A Port St. Lucie, Fla., tax preparer has been sent down for a scheme to file false federal income tax returns using stolen identity information.
Ernst Pierre, owner and operator of Tax Max, was sentenced to 51 months in federal prison for wire fraud and aggravated identity theft, the Justice Department and Internal Revenue Service – Criminal Investigation announced.
The Justice Department said Pierre obtained the names and Social Security numbers of relatives of clients for whom he had prepared federal income tax returns and then fraudulently used those names and Social Security numbers as “dependents” on other client tax returns and on his own tax return.

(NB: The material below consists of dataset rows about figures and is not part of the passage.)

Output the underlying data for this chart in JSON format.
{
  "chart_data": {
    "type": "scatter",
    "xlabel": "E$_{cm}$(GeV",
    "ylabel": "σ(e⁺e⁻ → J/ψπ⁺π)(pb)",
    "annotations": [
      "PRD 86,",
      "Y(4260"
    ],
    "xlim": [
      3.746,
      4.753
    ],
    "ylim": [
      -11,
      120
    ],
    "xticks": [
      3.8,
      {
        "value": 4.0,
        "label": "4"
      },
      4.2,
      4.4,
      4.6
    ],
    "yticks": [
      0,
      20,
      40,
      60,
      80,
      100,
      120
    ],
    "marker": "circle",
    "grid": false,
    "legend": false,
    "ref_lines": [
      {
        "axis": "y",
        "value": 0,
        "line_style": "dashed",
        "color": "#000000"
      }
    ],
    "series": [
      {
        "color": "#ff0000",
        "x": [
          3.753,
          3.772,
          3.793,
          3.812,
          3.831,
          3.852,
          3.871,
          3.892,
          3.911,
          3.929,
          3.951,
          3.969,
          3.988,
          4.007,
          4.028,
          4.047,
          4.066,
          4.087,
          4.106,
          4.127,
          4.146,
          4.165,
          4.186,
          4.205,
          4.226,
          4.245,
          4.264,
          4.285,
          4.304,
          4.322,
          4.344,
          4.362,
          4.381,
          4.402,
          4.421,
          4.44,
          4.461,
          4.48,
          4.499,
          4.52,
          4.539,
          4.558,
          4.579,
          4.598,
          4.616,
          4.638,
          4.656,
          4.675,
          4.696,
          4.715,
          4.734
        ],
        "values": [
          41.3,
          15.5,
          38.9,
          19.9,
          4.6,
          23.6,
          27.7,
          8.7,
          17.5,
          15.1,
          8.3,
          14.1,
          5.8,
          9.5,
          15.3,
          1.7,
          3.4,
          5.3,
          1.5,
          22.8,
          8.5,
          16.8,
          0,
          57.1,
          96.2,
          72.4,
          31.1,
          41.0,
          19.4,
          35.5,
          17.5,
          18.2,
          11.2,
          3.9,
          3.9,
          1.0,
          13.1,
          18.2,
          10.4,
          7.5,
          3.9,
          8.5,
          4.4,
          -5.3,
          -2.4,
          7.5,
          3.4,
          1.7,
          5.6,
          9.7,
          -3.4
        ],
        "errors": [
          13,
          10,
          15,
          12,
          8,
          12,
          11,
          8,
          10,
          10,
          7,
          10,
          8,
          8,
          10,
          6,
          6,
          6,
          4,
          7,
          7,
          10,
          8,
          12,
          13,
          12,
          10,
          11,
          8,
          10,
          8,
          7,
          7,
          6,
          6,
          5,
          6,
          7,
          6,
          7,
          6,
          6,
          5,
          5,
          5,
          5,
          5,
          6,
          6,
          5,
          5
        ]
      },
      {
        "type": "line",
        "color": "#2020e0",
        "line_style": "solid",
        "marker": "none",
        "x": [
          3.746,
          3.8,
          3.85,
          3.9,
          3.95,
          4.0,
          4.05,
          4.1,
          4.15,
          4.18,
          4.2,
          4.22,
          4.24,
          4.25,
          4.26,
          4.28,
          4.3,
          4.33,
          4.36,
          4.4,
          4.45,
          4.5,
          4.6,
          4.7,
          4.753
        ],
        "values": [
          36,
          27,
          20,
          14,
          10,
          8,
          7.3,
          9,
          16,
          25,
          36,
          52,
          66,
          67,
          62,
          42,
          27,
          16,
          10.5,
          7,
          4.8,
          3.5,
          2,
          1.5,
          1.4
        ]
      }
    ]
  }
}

Pierre used these dependents to fraudulently inflate tax refunds, raking in a total of $266,000 in ill-gotten gains, according to the indictment and Pierre’s admissions as part of his guilty plea.
The scam ran from October 2009 through May 2011, with Pierre filing false tax returns for clients of Tax Max.
The Justice Department thanked special agents of IRS-CI for their work on the case, as well as Tax Division Trial Attorneys Justin K. Gelfand and Thomas J. Krepp, who prosecuted the case.
Kathryn Keneally, Assistant Attorney General for the Justice Department’s Tax Division, praised the efforts of the agents and prosecutors.
Pierre was ordered to pay the full amount of restitution to the IRS, a sum of $266,000, in addition to his prison sentence.
The case serves as a reminder that tax preparers have a responsibility to uphold the law and protect their clients’ sensitive information.
The Justice Department will continue to pursue those who engage in tax refund fraud schemes, and we will bring them to justice, the department said in a statement.